11. Dane

Chapter 11

Dane

I ’m pretty sure Bella Rose Braxton just gave me the slip and plans to do it again.

I roll down the window, leaning out to call her name, but she breaks eye contact, cooly ignoring me as she saunters inside a downtown shop.

It's her, although the woman I’m staring at is nothing like the girl I remember. That girl was pretty too, though teenage Rosie was shy and a little sad—like she was one strong breeze away from breaking. This grown-up version of Rosie is nothing like I expected. She’s bold, with full round hips and short, unruly dark curls that frame one side of a delicate face.

I’ve been around a lot of beautiful people during my time in football. It comes with the territory, especially being at the top of the game. Everyone starts to look the same, dress the same, talk the same. After a while, the lavish parties, the people trying to buy a ride on someone else’s talent, and the constant recognition all bleed together into a shiny, shallow world that can suck a person in if they let it.

But this woman doesn’t have her little imperfections buffed out. Rosie Braxton is raw, a little quirky, and sexy as hell.

I’ve spent more than a decade wondering what happened between Nash and Rosie that night. Nash can be an intense alpha, his moods tending to go to extremes, but that night with Rosie seemed to eat away at him. I eventually settled on the idea that Nash’s weird obsession with the night stems from his misplaced guilt over his mother. Rosie gave Nash an excuse to unleash his demons on the town before he left it. That spring, he beat on anyone who so much as mentioned her name. But now I’m questioning my own logic because I’m seriously drawn to her, and guilt is definitely not what I’m feeling.

Rosie made it clear by her hasty exit that she doesn’t want to see me, just as she did the many times I came with Nash to the hospital and her fathers turned us away. I’m pretty sure it makes me an alphahole for thinking it, but I’m not used to people running the other way when they see me. It’s generally the opposite.

What happened at that party and after, at school, must have been traumatic. We did what we could to stop it, but it was rough. If I thought about it long enough, I could get as ragey as Nash. So, I can see why she might want to avoid any reminders of that night. But the snub chafes something inside me, rubbing me the wrong way even though I know it shouldn’t. Rosie Braxton doesn’t owe me shit.

I can’t help my reaction though. It’s like she took one look at me, sized me up, and wrote me off. For some inexplicable reason, that makes me want to prove something to her, which is ridiculous.

The Bluetooth beeps with an incoming text from Nash, no doubt wondering why it’s taking me an hour to run to town and grab lunch. Another two minutes pass, and Rosie still hasn’t exited the shop. I give up and back out of my spot, heading toward my new home. I don’t know what the heck I was waiting for or what I would even say to her. It’s not as if I have any business demanding Rosie’s attention, but that doesn’t seem to stop me from wanting it.

By the time I’m back at our new place, I’m not any more settled. My alpha instincts are riding me. It feels as if I’ve been issued a challenge, and my alpha wants to go hard. Maybe it’s that Quinn is halfway around the country, closing the sale on our condo, instead of with us setting up his nest. Or maybe it’s the stress of moving and starting another football program—this time one that will finally be my own. Whatever it is, I need to shake it off and show my pack that this was the right move.

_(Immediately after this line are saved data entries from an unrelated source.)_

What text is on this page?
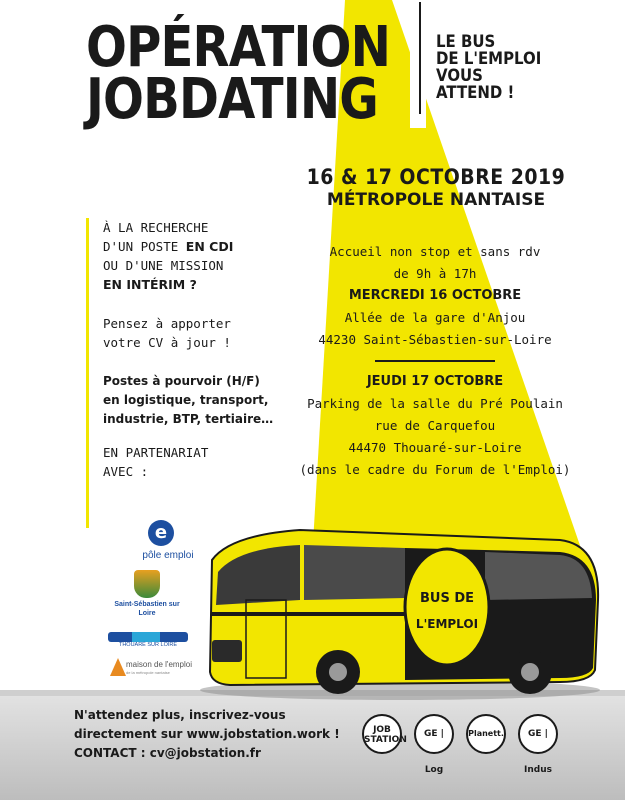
OPÉRATION
JOBDATING
LE BUS
DE L'EMPLOI
VOUS
ATTEND !
16 & 17 OCTOBRE 2019
MÉTROPOLE NANTAISE
Accueil non stop et sans rdv
de 9h à 17h
MERCREDI 16 OCTOBRE
Allée de la gare d'Anjou
44230 Saint-Sébastien-sur-Loire
JEUDI 17 OCTOBRE
Parking de la salle du Pré Poulain
rue de Carquefou
44470 Thouaré-sur-Loire
(dans le cadre du Forum de l'Emploi)
À LA RECHERCHE
D'UN POSTE EN CDI
OU D'UNE MISSION
EN INTÉRIM ?
Pensez à apporter
votre CV à jour !
Postes à pourvoir (H/F)
en logistique, transport,
industrie, BTP, tertiaire…
EN PARTENARIAT
AVEC :
e
pôle emploi
Saint-Sébastien sur Loire
THOUARÉ SUR LOIRE
maison de l'emploi
de la métropole nantaise
BUS DE
L'EMPLOI
N'attendez plus, inscrivez-vous
directement sur www.jobstation.work !
CONTACT : cv@jobstation.fr
JOB STATION
GE | Log
Planett.	GE | Indus
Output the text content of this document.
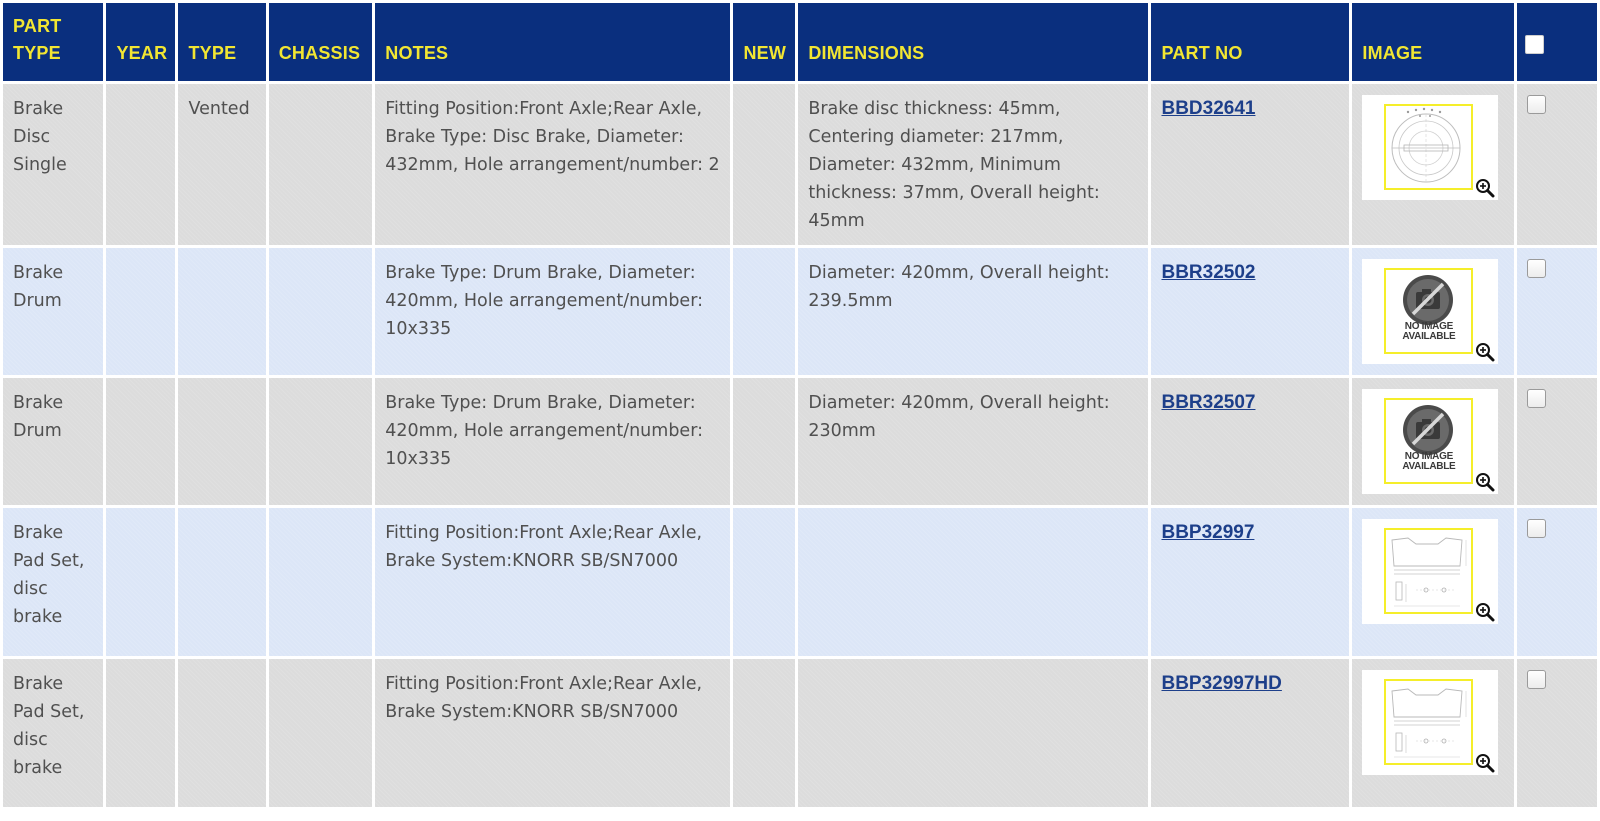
PART TYPE	YEAR	TYPE	CHASSIS	NOTES	NEW	DIMENSIONS	PART NO	IMAGE	
Brake Disc Single		Vented		Fitting Position:Front Axle;Rear Axle, Brake Type: Disc Brake, Diameter: 432mm, Hole arrangement/number: 2		Brake disc thickness: 45mm, Centering diameter: 217mm, Diameter: 432mm, Minimum thickness: 37mm, Overall height: 45mm	BBD32641	

Brake Drum				Brake Type: Drum Brake, Diameter: 420mm, Hole arrangement/number: 10x335		Diameter: 420mm, Overall height: 239.5mm	BBR32502	NO IMAGE AVAILABLE	

Brake Drum				Brake Type: Drum Brake, Diameter: 420mm, Hole arrangement/number: 10x335		Diameter: 420mm, Overall height: 230mm	BBR32507	NO IMAGE AVAILABLE	

Brake Pad Set, disc brake				Fitting Position:Front Axle;Rear Axle, Brake System:KNORR SB/SN7000			BBP32997	

Brake Pad Set, disc brake				Fitting Position:Front Axle;Rear Axle, Brake System:KNORR SB/SN7000			BBP32997HD	
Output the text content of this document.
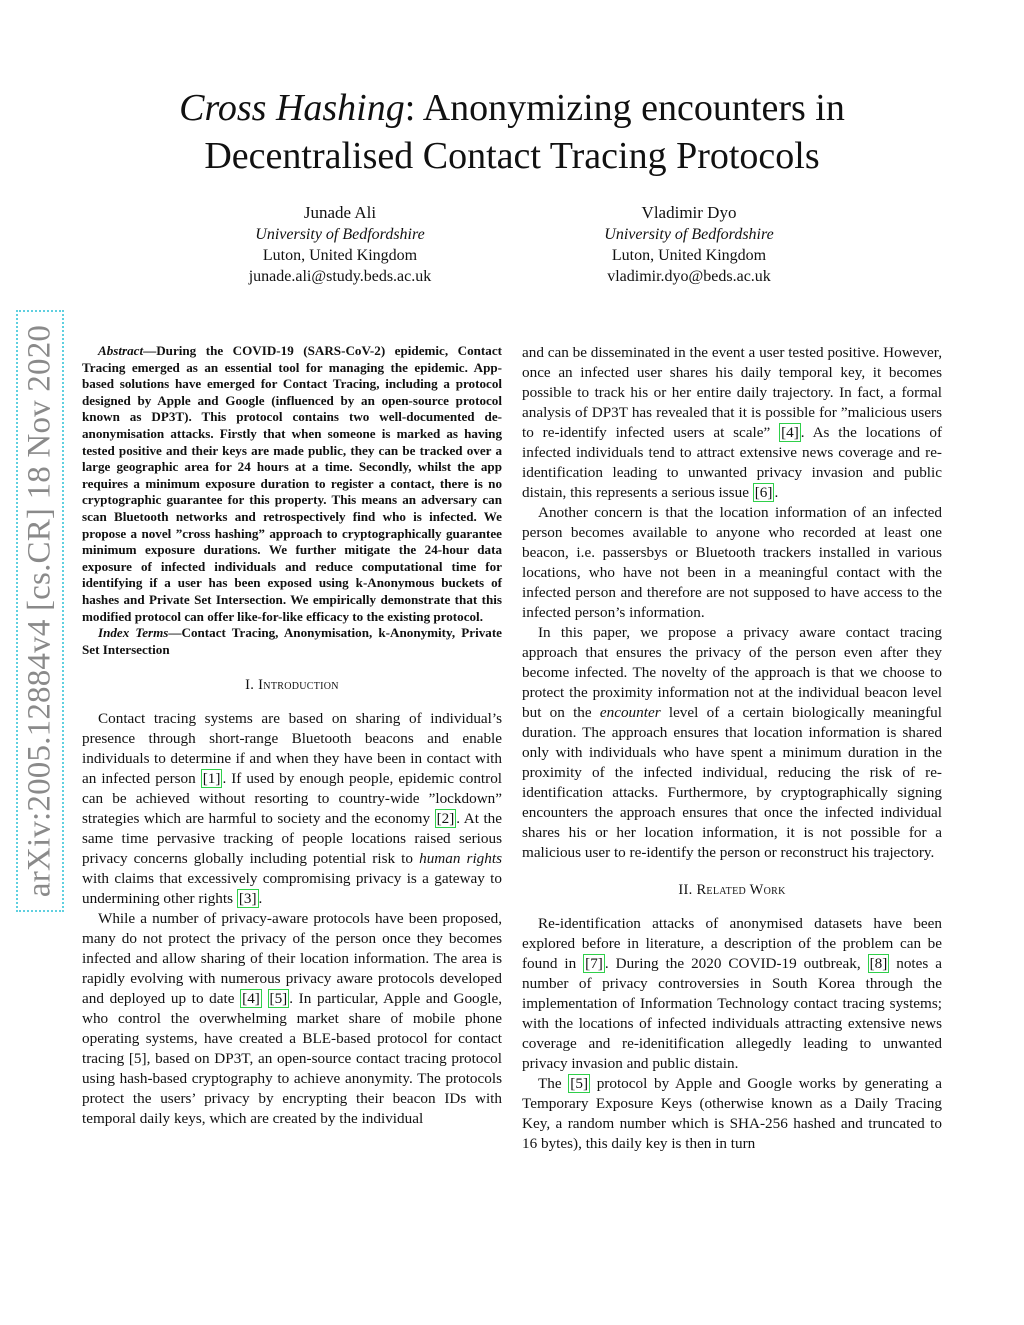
arXiv:2005.12884v4 [cs.CR] 18 Nov 2020
Cross Hashing: Anonymizing encounters in
Decentralised Contact Tracing Protocols
Junade Ali
University of Bedfordshire
Luton, United Kingdom
junade.ali@study.beds.ac.uk
Vladimir Dyo
University of Bedfordshire
Luton, United Kingdom
vladimir.dyo@beds.ac.uk

Abstract—During the COVID-19 (SARS-CoV-2) epidemic, Contact Tracing emerged as an essential tool for managing the epidemic. App-based solutions have emerged for Contact Tracing, including a protocol designed by Apple and Google (influenced by an open-source protocol known as DP3T). This protocol contains two well-documented de-anonymisation attacks. Firstly that when someone is marked as having tested positive and their keys are made public, they can be tracked over a large geographic area for 24 hours at a time. Secondly, whilst the app requires a minimum exposure duration to register a contact, there is no cryptographic guarantee for this property. This means an adversary can scan Bluetooth networks and retrospectively find who is infected. We propose a novel ”cross hashing” approach to cryptographically guarantee minimum exposure durations. We further mitigate the 24-hour data exposure of infected individuals and reduce computational time for identifying if a user has been exposed using k-Anonymous buckets of hashes and Private Set Intersection. We empirically demonstrate that this modified protocol can offer like-for-like efficacy to the existing protocol.

Index Terms—Contact Tracing, Anonymisation, k-Anonymity, Private Set Intersection

I. Introduction

Contact tracing systems are based on sharing of individual’s presence through short-range Bluetooth beacons and enable individuals to determine if and when they have been in contact with an infected person [1] . If used by enough people, epidemic control can be achieved without resorting to country-wide ”lockdown” strategies which are harmful to society and the economy [2] . At the same time pervasive tracking of people locations raised serious privacy concerns globally including potential risk to human rights with claims that excessively compromising privacy is a gateway to undermining other rights [3] .

While a number of privacy-aware protocols have been proposed, many do not protect the privacy of the person once they becomes infected and allow sharing of their location information. The area is rapidly evolving with numerous privacy aware protocols developed and deployed up to date [4] [5] . In particular, Apple and Google, who control the overwhelming market share of mobile phone operating systems, have created a BLE-based protocol for contact tracing [5], based on DP3T, an open-source contact tracing protocol using hash-based cryptography to achieve anonymity. The protocols protect the users’ privacy by encrypting their beacon IDs with temporal daily keys, which are created by the individual

and can be disseminated in the event a user tested positive. However, once an infected user shares his daily temporal key, it becomes possible to track his or her entire daily trajectory. In fact, a formal analysis of DP3T has revealed that it is possible for ”malicious users to re-identify infected users at scale” [4] . As the locations of infected individuals tend to attract extensive news coverage and re-identification leading to unwanted privacy invasion and public distain, this represents a serious issue [6] .

Another concern is that the location information of an infected person becomes available to anyone who recorded at least one beacon, i.e. passersbys or Bluetooth trackers installed in various locations, who have not been in a meaningful contact with the infected person and therefore are not supposed to have access to the infected person’s information.

In this paper, we propose a privacy aware contact tracing approach that ensures the privacy of the person even after they become infected. The novelty of the approach is that we choose to protect the proximity information not at the individual beacon level but on the encounter level of a certain biologically meaningful duration. The approach ensures that location information is shared only with individuals who have spent a minimum duration in the proximity of the infected individual, reducing the risk of re-identification attacks. Furthermore, by cryptographically signing encounters the approach ensures that once the infected individual shares his or her location information, it is not possible for a malicious user to re-identify the person or reconstruct his trajectory.

II. Related Work

Re-identification attacks of anonymised datasets have been explored before in literature, a description of the problem can be found in [7] . During the 2020 COVID-19 outbreak, [8] notes a number of privacy controversies in South Korea through the implementation of Information Technology contact tracing systems; with the locations of infected individuals attracting extensive news coverage and re-idenitification allegedly leading to unwanted privacy invasion and public distain.

The [5] protocol by Apple and Google works by generating a Temporary Exposure Keys (otherwise known as a Daily Tracing Key, a random number which is SHA-256 hashed and truncated to 16 bytes), this daily key is then in turn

I’m the one who pushed us to move here despite Nash’s hesitance to come back. I was homesick and looking to get out of the national limelight. When my father mentioned that my old head coach was retiring after twenty-five seasons at Knotty Pines High, I was the one who reached out about taking over.

After almost a decade of chasing titles with me—first as a player, then as a coach—our pack needs a change of pace and a chance to finally settle down.

A thump on my window startles me out of my stupor, and Nash grumbles at me through the glass. “What took so long, man? My stomach is eating itself.”

I roll my eyes at my grumpy packmate but grab the bag. Nash opens my door and has his first sandwich unwrapped before I’m out of the truck.

“We need groceries,” he mumbles around a mouthful. “And Quinn, because you know he’s gonna tell us to move every item we’ve already put down.”

The extra salt in his scent gives away the fact that he misses our omega, but his commentary is spot on.

“Then we get it all inside and change it when he gets here.” I shrug, stealing back the bag. He'll finish all of them if I don’t grab at least two sandwiches now. “We can live on takeout and the essentials ‘til Monday.”

He gives a chin lift in acknowledgment and scarfs down another sandwich before tossing the sack on the hood of his truck and getting back to work unloading. While eating, I debate telling him I saw Rosie in town but decide that for now, it’s best to keep it to myself.

I never really considered the idea that there was more of a connection to Nash’s feelings about Rosie than his own past. But how drawn I felt to her today has given new light to Nash’s hesitance to return home, one I feel like a total asshole for missing. There’s something there, something I don’t understand, but it explains why both of them are running away. I ponder that for the rest of the afternoon as we unload the big rental truck.